If the integration of JIRA with SCM tool is set up (using FishEye plugin) than on source tab of the ticket you will see the commits which contains the JIRA ticket number in the comment. The review can be started directly from this tab or from Crucible.

JIRA Source Tab

JIRA allows you create a review from the multiple commits. For complex cases you can use Crucible interface itself.

JIRA source tab, multiple commits for one changeset

While creating a review you need to assign the Code Reviewer to the review. It can be done using ‘Suggest’ button. Please note that the Crucible shows only users who have logged in at least once. So, you need to ensure that all team members have visited a Crucible earlier.

It is expected that multiple team members can review the Author’s code. So it can be done by somebody who is available. 

FishEye create review

After the filling of required fields you can start a review. Depending of settings of Crucible you may need to notify the team members about new review. It is good practice to send an IM message to person who is available for review right now.

FishEye start source code review

Than the Reviewer plays his or her role. The Reviewer can comment any line of code just clicking on it. He or she can contact the Author to clarify the unclear code. When current step of review done the button ‘Complete’ should be pressed. The Author will be notified. The Author can add extra commits to changeset in order to meet the comments of the Reviewer. This process can be repeated several times. 
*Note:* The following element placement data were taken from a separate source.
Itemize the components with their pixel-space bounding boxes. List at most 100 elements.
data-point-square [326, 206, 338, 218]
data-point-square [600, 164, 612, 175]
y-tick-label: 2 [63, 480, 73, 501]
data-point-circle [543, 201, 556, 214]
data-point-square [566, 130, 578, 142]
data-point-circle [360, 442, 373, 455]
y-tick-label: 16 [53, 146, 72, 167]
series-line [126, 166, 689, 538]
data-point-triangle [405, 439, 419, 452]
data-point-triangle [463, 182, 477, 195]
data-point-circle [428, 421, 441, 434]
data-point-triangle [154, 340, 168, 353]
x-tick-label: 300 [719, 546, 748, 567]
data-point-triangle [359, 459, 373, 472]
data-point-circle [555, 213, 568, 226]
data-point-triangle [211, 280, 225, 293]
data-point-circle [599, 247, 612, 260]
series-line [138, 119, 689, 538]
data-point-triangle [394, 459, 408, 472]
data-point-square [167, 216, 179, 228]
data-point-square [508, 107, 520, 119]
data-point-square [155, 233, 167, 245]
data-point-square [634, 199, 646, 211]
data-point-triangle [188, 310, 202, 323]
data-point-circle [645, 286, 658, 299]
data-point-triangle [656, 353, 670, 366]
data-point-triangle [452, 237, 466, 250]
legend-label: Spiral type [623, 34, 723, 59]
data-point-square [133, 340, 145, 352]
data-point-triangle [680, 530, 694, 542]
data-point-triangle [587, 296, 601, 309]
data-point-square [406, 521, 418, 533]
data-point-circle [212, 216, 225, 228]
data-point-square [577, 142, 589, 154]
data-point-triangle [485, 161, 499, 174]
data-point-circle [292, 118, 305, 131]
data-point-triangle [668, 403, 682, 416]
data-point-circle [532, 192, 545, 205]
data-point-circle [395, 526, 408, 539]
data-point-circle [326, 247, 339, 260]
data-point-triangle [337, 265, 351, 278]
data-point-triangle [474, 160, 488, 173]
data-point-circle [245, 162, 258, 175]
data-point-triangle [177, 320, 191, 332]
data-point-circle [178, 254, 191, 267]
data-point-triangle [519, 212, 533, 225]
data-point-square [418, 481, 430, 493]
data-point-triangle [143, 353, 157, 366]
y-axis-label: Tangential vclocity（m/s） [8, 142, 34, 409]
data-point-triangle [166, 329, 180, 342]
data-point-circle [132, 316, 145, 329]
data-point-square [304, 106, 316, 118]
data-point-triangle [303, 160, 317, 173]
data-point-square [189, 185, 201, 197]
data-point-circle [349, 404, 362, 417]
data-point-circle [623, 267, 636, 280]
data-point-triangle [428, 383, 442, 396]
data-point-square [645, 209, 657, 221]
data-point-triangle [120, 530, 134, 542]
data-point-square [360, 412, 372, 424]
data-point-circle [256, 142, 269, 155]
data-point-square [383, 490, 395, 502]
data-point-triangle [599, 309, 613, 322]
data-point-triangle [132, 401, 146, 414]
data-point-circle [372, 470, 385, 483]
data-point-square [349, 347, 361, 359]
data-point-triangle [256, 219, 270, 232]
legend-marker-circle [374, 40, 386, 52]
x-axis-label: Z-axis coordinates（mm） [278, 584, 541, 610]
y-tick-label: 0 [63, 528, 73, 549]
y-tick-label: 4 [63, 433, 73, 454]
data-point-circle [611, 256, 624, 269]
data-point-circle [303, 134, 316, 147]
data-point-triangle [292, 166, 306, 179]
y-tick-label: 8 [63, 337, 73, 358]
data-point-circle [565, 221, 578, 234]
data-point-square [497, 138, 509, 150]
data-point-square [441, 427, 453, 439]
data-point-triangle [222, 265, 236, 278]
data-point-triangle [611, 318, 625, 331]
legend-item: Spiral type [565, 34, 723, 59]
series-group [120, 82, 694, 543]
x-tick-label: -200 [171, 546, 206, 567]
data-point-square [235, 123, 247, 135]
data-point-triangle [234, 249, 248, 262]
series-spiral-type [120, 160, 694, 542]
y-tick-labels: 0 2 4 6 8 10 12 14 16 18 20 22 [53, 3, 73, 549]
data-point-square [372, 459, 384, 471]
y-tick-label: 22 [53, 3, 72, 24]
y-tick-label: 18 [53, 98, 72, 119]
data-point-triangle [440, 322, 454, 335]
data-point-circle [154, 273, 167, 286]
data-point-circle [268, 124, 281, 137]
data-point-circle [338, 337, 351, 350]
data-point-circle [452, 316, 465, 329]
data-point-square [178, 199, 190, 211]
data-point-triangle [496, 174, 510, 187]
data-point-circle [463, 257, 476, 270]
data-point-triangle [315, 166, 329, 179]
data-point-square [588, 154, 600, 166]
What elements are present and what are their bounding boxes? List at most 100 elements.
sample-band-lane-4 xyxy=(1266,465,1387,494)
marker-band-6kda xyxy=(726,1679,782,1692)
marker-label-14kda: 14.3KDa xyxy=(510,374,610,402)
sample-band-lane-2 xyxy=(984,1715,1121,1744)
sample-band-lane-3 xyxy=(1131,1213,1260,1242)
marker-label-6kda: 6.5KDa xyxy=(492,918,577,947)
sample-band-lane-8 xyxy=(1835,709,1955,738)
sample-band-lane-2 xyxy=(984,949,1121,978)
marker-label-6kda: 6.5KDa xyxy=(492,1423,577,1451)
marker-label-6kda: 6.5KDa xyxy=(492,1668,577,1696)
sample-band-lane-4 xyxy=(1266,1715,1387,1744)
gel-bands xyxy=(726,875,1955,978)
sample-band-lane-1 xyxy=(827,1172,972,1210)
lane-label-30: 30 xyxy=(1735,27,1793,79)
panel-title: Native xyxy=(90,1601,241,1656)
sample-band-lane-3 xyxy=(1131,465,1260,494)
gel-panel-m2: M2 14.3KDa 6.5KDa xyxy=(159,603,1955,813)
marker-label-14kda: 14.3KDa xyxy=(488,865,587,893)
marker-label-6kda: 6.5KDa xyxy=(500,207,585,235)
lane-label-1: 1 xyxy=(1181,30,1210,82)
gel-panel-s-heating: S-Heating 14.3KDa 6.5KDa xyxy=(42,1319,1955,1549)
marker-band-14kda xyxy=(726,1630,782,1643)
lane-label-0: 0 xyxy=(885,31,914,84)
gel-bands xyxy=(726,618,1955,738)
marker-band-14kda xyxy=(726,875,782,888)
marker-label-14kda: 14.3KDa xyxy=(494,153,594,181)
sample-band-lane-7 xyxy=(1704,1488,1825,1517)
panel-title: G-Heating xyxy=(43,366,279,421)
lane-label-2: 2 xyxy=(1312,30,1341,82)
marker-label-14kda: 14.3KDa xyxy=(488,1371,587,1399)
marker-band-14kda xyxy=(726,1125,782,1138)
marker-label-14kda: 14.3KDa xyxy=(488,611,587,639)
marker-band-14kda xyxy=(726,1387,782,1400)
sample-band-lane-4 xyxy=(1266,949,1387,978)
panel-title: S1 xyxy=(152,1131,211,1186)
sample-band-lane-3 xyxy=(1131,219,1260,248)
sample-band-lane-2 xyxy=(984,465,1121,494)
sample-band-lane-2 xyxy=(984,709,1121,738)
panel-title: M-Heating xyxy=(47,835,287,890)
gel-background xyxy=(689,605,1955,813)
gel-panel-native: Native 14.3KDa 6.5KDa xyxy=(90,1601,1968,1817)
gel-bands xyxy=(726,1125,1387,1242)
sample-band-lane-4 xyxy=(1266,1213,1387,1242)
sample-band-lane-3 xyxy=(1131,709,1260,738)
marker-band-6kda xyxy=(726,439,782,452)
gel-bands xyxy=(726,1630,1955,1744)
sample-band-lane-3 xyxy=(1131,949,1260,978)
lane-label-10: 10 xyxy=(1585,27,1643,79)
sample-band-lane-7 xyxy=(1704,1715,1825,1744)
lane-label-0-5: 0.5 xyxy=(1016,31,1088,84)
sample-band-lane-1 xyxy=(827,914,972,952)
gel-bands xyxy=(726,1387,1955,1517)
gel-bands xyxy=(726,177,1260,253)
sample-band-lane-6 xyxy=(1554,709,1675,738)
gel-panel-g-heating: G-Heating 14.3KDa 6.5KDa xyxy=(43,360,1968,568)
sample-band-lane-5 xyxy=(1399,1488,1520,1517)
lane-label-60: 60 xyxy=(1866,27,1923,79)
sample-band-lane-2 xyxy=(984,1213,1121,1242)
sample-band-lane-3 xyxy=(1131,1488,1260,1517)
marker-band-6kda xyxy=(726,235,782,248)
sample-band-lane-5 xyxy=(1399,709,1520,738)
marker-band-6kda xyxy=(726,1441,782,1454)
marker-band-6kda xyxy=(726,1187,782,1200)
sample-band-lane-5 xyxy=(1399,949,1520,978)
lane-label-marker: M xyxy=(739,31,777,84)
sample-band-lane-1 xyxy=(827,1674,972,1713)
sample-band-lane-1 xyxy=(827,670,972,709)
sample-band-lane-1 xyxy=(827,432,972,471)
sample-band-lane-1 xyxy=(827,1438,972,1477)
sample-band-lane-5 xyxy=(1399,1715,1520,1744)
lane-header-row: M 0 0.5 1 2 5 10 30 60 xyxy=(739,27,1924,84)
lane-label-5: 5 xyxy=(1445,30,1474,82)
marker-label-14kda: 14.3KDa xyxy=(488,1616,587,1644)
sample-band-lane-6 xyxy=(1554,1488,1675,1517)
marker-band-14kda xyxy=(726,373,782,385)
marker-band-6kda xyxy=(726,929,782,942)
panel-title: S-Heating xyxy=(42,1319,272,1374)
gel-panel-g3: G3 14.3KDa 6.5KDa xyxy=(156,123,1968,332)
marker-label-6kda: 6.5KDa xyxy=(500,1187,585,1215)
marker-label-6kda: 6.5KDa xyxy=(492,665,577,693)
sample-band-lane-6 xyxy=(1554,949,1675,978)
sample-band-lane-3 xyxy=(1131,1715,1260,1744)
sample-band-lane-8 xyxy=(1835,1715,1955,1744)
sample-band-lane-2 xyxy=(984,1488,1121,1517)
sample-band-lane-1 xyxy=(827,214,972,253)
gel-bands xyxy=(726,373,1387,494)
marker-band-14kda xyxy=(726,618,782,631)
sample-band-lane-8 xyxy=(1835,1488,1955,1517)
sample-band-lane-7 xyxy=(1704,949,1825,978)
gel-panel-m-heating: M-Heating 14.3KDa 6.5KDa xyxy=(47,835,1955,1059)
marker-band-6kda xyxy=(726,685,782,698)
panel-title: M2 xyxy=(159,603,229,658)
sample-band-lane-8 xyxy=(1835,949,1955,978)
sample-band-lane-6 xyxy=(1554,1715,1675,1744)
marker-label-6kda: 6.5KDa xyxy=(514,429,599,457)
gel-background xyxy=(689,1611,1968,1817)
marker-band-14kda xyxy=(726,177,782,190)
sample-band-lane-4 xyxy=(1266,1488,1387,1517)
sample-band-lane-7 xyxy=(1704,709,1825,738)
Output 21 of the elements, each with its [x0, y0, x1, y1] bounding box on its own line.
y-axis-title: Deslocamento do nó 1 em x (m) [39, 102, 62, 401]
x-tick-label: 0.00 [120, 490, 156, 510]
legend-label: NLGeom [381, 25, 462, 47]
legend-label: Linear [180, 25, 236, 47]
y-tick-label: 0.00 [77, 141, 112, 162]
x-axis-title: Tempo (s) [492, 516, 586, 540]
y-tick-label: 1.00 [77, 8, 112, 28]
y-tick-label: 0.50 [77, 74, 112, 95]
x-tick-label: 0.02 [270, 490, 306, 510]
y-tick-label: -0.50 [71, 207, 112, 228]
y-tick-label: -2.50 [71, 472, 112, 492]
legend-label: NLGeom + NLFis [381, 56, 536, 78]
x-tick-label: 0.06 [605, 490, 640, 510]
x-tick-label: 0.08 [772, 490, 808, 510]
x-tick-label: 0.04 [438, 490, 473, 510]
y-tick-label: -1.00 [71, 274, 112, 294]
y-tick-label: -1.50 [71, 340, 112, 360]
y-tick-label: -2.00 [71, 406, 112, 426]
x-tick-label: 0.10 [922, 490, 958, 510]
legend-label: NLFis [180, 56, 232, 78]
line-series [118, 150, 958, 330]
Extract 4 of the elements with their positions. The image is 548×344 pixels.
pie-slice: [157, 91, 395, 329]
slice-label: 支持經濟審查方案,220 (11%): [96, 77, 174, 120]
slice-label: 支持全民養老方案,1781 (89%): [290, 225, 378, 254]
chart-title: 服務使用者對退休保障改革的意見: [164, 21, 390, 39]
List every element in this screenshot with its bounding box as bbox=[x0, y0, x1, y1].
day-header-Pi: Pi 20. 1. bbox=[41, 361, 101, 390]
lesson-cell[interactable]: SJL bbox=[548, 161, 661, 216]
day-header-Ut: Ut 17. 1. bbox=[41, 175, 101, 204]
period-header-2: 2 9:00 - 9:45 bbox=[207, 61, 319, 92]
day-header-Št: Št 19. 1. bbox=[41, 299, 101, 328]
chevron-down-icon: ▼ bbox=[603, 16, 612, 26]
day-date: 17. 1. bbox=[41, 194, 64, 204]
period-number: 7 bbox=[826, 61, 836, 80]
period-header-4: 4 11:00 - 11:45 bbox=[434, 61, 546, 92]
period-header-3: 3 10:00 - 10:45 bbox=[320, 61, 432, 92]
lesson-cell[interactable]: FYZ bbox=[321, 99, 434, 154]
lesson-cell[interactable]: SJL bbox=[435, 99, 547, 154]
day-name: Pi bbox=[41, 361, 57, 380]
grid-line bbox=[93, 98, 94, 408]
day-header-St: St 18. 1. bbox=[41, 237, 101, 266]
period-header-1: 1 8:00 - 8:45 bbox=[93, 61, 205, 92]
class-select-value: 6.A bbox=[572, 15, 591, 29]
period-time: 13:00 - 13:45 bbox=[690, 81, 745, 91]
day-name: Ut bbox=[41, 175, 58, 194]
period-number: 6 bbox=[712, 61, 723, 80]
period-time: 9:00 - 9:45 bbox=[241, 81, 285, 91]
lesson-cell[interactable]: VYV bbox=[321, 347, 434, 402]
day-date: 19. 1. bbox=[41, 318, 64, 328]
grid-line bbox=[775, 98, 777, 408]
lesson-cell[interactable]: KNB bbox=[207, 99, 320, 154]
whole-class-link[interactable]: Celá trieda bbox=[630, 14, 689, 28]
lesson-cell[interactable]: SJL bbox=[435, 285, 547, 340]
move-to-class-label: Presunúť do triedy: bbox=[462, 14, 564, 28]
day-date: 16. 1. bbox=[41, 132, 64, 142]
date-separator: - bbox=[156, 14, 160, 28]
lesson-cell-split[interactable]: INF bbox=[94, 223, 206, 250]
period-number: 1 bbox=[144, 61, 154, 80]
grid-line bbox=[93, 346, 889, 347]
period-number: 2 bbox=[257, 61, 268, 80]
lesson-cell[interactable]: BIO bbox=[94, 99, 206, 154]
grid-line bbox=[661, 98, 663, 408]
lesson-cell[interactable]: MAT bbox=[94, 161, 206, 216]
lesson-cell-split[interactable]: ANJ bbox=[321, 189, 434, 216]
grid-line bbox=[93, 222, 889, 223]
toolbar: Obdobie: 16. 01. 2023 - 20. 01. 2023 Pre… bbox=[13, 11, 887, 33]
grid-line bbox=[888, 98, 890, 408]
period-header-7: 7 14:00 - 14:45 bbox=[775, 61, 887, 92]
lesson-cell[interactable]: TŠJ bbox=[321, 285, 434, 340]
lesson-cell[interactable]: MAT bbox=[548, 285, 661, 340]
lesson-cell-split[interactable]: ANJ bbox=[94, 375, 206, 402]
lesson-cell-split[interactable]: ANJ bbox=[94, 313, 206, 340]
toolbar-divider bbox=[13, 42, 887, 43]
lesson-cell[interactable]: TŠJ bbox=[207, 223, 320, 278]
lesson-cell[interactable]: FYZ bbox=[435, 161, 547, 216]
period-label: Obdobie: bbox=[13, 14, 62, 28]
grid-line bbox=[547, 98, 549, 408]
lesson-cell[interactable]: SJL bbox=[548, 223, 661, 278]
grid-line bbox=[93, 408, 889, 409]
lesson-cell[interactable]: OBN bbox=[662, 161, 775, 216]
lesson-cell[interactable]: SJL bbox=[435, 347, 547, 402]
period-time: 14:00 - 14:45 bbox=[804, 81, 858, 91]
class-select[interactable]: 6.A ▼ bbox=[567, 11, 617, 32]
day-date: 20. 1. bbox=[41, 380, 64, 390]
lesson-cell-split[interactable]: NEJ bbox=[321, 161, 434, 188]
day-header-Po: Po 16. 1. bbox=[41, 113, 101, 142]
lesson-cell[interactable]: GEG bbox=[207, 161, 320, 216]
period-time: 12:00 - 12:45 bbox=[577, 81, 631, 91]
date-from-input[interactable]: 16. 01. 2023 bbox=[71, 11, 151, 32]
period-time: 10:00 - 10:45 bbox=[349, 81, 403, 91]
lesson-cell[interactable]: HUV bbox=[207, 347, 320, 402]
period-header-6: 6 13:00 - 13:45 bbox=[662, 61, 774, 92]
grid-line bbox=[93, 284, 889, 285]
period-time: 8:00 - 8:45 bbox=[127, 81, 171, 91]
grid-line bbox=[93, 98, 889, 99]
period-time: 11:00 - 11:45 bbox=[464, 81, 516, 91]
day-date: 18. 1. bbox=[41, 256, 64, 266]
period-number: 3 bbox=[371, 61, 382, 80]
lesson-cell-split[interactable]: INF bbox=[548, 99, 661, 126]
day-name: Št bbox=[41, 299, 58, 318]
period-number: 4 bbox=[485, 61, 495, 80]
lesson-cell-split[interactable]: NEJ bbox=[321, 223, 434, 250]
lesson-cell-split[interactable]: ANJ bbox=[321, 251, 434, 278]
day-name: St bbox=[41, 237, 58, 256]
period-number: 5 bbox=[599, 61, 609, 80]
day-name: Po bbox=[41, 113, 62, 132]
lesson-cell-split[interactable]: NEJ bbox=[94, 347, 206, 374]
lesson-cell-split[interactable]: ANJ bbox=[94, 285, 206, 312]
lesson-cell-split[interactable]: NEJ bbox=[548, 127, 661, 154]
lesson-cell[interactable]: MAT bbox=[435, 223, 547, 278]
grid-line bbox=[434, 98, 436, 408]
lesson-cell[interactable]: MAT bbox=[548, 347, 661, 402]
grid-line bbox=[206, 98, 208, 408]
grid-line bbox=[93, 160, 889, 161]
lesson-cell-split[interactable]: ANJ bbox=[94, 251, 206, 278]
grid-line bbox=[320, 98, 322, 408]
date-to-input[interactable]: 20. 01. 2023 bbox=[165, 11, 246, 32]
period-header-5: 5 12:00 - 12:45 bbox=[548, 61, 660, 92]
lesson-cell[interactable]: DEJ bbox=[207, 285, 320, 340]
FishEye source code review reviewer comment

When the Author and the Reviewer are agreed on the results, the Author can finish the review by ‘Summarize’ button and move the JIRA ticket to the next state (i.e. Done, To test, etc.).

FishEye summarize review

The Review Coordinator later can check whether all commits have been reviewed. It can be done using the ‘All Open Reviews’ page on Crucible project page to find the open reviews. To find the commits which are not reviewed you can use ‘Search Tab’ in FishEye to execute EyeQL query. For example:

select revisions
from dir "/"
(not in any review)
on branch ${Place your branch here}
order by date desc
group by changeset
return path, author, date, csid, reviews

So, here it is. Your comments are welcome! Thank you!


  1. Thanks for the post, Pavel. It's good to know how to implement code review with modern tools.

    However, there is one important aspect from code review which you haven't mentioned - knowledge sharing. Rotation of reviewers on regular basis allows both an Author and a Reviewer to learn from each other. Especially if they're collaborating with each other during code review by having a Skype session or just sitting next to each other.

    1. This is a good point! The knowledge sharing is additional benefit of the SCR. The knowledge sharing approaches is a theme for the future posts. Stay turned!

  2. can you also suggest which all stages shall be created to enforce this policy...And is it possible to automate the task of review coordinator, I mean a task should not be moved to next stage unless all the code review comments get answered.

    1. Well, commonly it is not so formal process. The quality of the code is not a formal thing. That is why commonly developers interacts with each other to make a code review.
      To enforce more strict code writing standards there are other tools like style and code analysers (I used StyleCop and FxCop).
      If you would like to enforce the review policy than you can have a separate state for it in your issue tracker of choice (in Jira for example). This state can be changed only after all change sets are reviewed and only by the review coordinator. That is what I mentioned at the end of the article.